3- Ponction lombaire :

L’atteinte méningée se définit par l’existence de plus de 5 éléments/mm3 dans le liquide céphalorachidien avec présence de blastes. Elle influence le pronostic et surtout les modalités thérapeutiques.

4- Autres examens :

• Radiographie de thorax : à la recherche d’un gros médiastin, d’un syndrome alvéolo-interstitiel (leucostase), d’une pneumopathie infectieuse.

• L’étude de l’hémostase avec recherche de coagulation intravasculaire disséminée (CIVD) : indispensable, particulièrement dans les leucémies lymphoblastiques aiguës hyperleucocytaires.

• L’ionogramme et le bilan phosphocalcique : pour apprécier la fonction rénale, rechercher une hyperuricémie ou le retentissement métabolique de la lyse blastique.

• Le dosage de LDH reflète la masse tumorale et son renouvellement.

• Une étude de la fonction hépatique avant une chimiothérapie potentiellement toxique.

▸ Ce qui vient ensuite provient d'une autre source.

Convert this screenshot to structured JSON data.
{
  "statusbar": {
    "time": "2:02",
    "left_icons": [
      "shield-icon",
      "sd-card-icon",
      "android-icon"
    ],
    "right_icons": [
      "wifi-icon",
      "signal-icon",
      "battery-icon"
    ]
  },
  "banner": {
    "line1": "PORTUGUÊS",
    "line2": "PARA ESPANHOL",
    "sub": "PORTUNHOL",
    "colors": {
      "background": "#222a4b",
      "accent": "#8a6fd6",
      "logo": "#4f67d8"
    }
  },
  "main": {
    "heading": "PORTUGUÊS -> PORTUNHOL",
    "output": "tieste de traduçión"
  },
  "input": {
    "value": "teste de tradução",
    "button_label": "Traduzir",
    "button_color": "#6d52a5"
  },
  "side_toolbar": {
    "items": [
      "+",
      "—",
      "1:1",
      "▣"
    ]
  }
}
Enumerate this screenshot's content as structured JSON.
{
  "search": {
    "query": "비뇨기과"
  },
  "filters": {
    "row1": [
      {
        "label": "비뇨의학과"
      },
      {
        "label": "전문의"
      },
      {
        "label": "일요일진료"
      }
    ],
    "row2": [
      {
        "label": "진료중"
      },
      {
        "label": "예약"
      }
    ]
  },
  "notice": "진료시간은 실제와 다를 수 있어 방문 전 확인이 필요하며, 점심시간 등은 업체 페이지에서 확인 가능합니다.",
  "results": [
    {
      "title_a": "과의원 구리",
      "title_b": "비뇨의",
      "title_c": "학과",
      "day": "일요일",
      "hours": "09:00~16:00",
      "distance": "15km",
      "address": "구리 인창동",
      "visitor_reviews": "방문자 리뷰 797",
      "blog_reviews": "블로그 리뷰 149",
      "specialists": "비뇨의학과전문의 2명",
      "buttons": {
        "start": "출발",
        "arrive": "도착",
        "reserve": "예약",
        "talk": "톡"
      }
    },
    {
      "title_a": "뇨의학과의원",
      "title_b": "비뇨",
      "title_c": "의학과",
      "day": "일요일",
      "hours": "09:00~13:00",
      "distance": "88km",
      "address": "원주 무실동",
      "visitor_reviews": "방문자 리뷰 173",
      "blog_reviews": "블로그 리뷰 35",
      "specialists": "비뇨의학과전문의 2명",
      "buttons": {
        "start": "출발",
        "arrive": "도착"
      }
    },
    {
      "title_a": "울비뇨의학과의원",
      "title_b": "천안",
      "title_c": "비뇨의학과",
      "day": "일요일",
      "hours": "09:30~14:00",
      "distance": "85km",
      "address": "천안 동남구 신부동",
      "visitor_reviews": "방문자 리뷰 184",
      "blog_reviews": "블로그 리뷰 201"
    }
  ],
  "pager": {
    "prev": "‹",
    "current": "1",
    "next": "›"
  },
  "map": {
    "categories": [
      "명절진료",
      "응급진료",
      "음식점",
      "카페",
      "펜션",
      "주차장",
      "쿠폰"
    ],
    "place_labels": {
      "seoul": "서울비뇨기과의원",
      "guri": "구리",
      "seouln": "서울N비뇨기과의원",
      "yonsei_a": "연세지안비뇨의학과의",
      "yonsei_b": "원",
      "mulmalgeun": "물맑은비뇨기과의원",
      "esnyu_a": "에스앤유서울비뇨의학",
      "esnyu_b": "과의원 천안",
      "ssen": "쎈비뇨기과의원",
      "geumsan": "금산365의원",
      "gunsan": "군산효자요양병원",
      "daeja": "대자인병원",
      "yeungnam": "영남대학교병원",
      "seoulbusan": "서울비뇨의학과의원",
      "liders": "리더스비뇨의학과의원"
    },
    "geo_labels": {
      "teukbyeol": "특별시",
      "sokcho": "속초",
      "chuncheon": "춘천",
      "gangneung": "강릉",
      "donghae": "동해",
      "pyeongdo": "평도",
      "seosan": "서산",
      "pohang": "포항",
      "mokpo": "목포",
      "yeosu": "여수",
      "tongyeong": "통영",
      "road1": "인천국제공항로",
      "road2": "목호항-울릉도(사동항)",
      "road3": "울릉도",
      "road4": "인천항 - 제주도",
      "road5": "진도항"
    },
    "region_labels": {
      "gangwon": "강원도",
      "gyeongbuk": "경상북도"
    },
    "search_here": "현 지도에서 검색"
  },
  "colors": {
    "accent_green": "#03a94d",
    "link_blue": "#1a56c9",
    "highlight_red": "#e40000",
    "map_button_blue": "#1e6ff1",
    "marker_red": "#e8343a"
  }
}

• Un phénotype érythrocytaire complet, avec recherche d’agglutinines irrégulières avant toute transfusion, pour réduire le risque d’immunisation chez des patients candidats à de multiples transfusions.

• Un groupage HLA pour prévoir l’immunisation transfusionnelle plaquettaire voire dans l’éventualité d’une greffe de moelle ultérieure.

• Une enquête bactériologique et virale pour déterminer la cause d’une fièvre initiale, mais aussi le statut sérologique vis-à-vis des hépatites B et C et du virus de l’immunodéficience humaine (VIH) ce qui a un intérêt pratique immédiat (transfusions prévisibles) mais aussi médico-légal ultérieur.

• Une échographie abdominale lorsque la clinique y invite, pour détecter une tumeur mésentérique ou une infiltration rénale.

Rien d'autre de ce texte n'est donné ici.